The band itself would be called Shabbath Bloody Shabbath.  In my, shall we say, excitement, I relayed this idea of mine to my fellow coworkers.  Fortunately, only one person had to ask, “Who’s Black Sabbath?”  I work with a lot of teenagers and college-age kids whose idea of “classic rock” includes Nirvana.  But, for the most part, I was fortunate to work that night with those who are savvy enough to know what good rock music is, even if they’ve only heard it on Guitar Hero and Rock Band.

Anyhoo, that got me talking about some other wacky tribute bands that I knew of through the years.  Starting with Dread Zeppelin.

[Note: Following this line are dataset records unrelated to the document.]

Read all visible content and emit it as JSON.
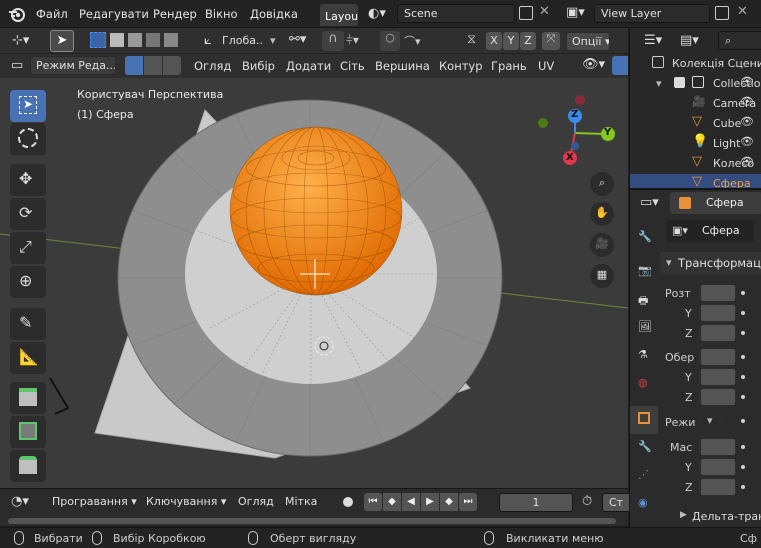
{
  "topbar": {
    "menus": [
      "Файл",
      "Редагувати",
      "Рендер",
      "Вікно",
      "Довідка"
    ],
    "active_workspace": "Layout",
    "scene_name": "Scene",
    "view_layer_name": "View Layer"
  },
  "viewport_header": {
    "transform_orientation": "Глоба..",
    "axes": [
      "X",
      "Y",
      "Z"
    ],
    "options_label": "Опції",
    "mode_label": "Режим Реда...",
    "menus": [
      "Огляд",
      "Вибір",
      "Додати",
      "Сіть",
      "Вершина",
      "Контур",
      "Грань",
      "UV"
    ]
  },
  "viewport": {
    "view_name": "Користувач Перспектива",
    "object_info": "(1) Сфера",
    "gizmo_axes": {
      "x": "X",
      "y": "Y",
      "z": "Z"
    },
    "colors": {
      "background": "#3b3b3b",
      "selection": "#ff8a00",
      "x_axis": "#e3364f",
      "y_axis": "#84c81e",
      "z_axis": "#3d8be9"
    }
  },
  "toolbar": {
    "tools": [
      "select-box",
      "cursor",
      "move",
      "rotate",
      "scale",
      "transform",
      "annotate",
      "measure",
      "add-cube",
      "extrude",
      "inset",
      "bevel"
    ]
  },
  "timeline": {
    "menus": [
      "Програвання",
      "Ключування",
      "Огляд",
      "Мітка"
    ],
    "current_frame": "1",
    "start_label": "Ст"
  },
  "outliner": {
    "root": "Колекція Сцени",
    "items": [
      {
        "label": "Collection",
        "icon": "collection"
      },
      {
        "label": "Camera",
        "icon": "camera"
      },
      {
        "label": "Cube",
        "icon": "mesh"
      },
      {
        "label": "Light",
        "icon": "light"
      },
      {
        "label": "Колесо",
        "icon": "mesh"
      },
      {
        "label": "Сфера",
        "icon": "mesh"
      }
    ]
  },
  "properties": {
    "object_name": "Сфера",
    "panel_name_field": "Сфера",
    "section_title": "Трансформація",
    "groups": [
      {
        "label": "Розт",
        "axes": [
          "",
          "Y",
          "Z"
        ]
      },
      {
        "label": "Обер",
        "axes": [
          "",
          "Y",
          "Z"
        ]
      },
      {
        "label": "Режи",
        "axes": []
      },
      {
        "label": "Мас",
        "axes": [
          "",
          "Y",
          "Z"
        ]
      }
    ],
    "delta_title": "Дельта-трансформація"
  },
  "statusbar": {
    "items": [
      "Вибрати",
      "Вибір Коробкою",
      "Оберт вигляду",
      "Викликати меню"
    ],
    "right_label": "Сф"
  }
}
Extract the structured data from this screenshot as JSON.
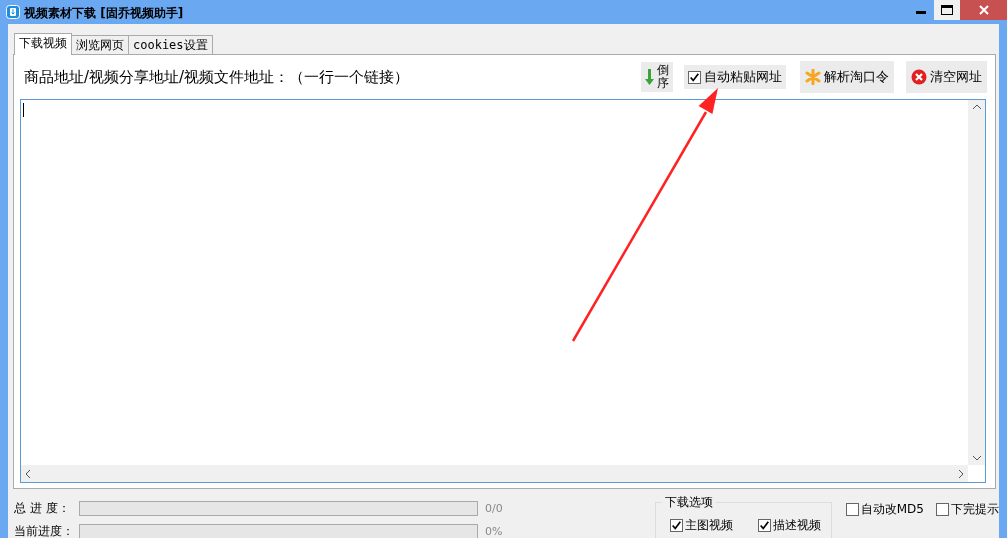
{
  "window": {
    "title": "视频素材下载 [固乔视频助手]"
  },
  "tabs": [
    {
      "label": "下载视频",
      "selected": true
    },
    {
      "label": "浏览网页",
      "selected": false
    },
    {
      "label": "cookies设置",
      "selected": false
    }
  ],
  "url_panel": {
    "label": "商品地址/视频分享地址/视频文件地址：（一行一个链接）",
    "reverse_button": "倒序",
    "auto_paste": {
      "label": "自动粘贴网址",
      "checked": true
    },
    "buttons": [
      {
        "label": "解析淘口令",
        "kind": "parse"
      },
      {
        "label": "清空网址",
        "kind": "clear"
      }
    ]
  },
  "progress": [
    {
      "label": "总 进 度：",
      "level": 0,
      "reading": "0/0"
    },
    {
      "label": "当前进度：",
      "level": 0,
      "reading": "0%"
    }
  ],
  "download_options": {
    "title": "下载选项",
    "options": [
      {
        "label": "主图视频",
        "checked": true
      },
      {
        "label": "描述视频",
        "checked": true
      }
    ]
  },
  "extra_options": [
    {
      "label": "自动改MD5",
      "checked": false
    },
    {
      "label": "下完提示",
      "checked": false
    }
  ]
}
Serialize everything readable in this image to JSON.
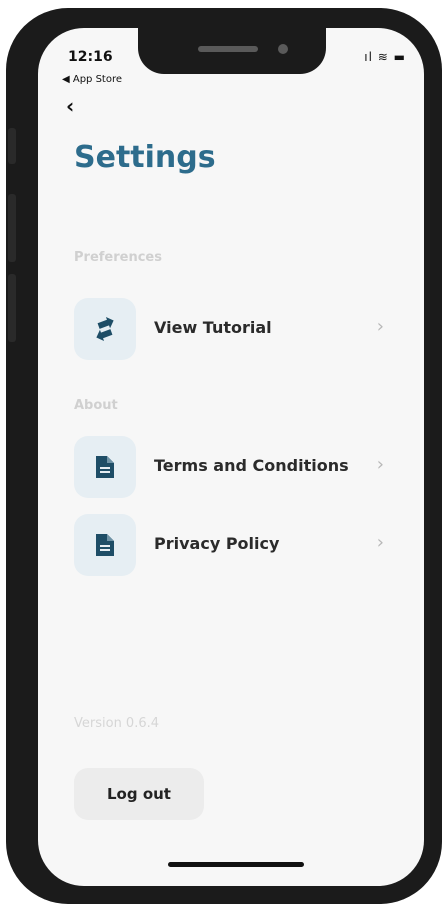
{
  "status": {
    "time": "12:16",
    "back_app": "◀ App Store",
    "icons": "ıl ≋ ▬"
  },
  "nav": {
    "back_glyph": "‹"
  },
  "page": {
    "title": "Settings"
  },
  "sections": {
    "preferences": "Preferences",
    "about": "About"
  },
  "items": [
    {
      "label": "View Tutorial",
      "icon": "exchange-icon"
    },
    {
      "label": "Terms and Conditions",
      "icon": "document-icon"
    },
    {
      "label": "Privacy Policy",
      "icon": "document-icon"
    }
  ],
  "chevron": "›",
  "version": "Version 0.6.4",
  "logout_label": "Log out",
  "colors": {
    "accent": "#2d6c8c",
    "icon_bg": "#e6eef3",
    "icon_fg": "#1e4d66"
  }
}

I first discovered this interesting group in 1990, with a pin-up pic in an issue of Circus Magazine.  They started off playing reggae covers of Led Zeppelin songs (later branching off to other band covers and a few original compositions), featuring a 300-pound Vegas-style Elvis Impersonator named Tortelvis as their vocalist.  The result is about as bizarrely fun as you would expect:

Then there’s Hayseed Dixie.  I heard an interview with them about a decade or so ago on a local rock station’s morning show, and thought “a bluegrass band, playing AC/DC covers?  I must find this record.”  And like Dread Zeppelin, Hayseed Dixie branched out to cover other bands’ music other than AC/DC, and the novelty of hearing a great hard rock and metal song redone into bluegrass does tend to wear off rather quickly, but it’s still hilarious for a little bit:

Richard Cheese is a bit different, as this cat didn’t set out to focus on just one band or artist in his “tribute” covers; Richard Cheese doesn’t discriminate when it comes to his lounge interpretations:

And in a rather similar vein, there’s that bizarre Gregorian chant covers of various songs from the 90s that I remember actually owning in college back in the day:

If anything, “tribute” bands like these remind me that if you can’t laugh at your own music tastes, then you’ve missed the point entirely.  Cheers.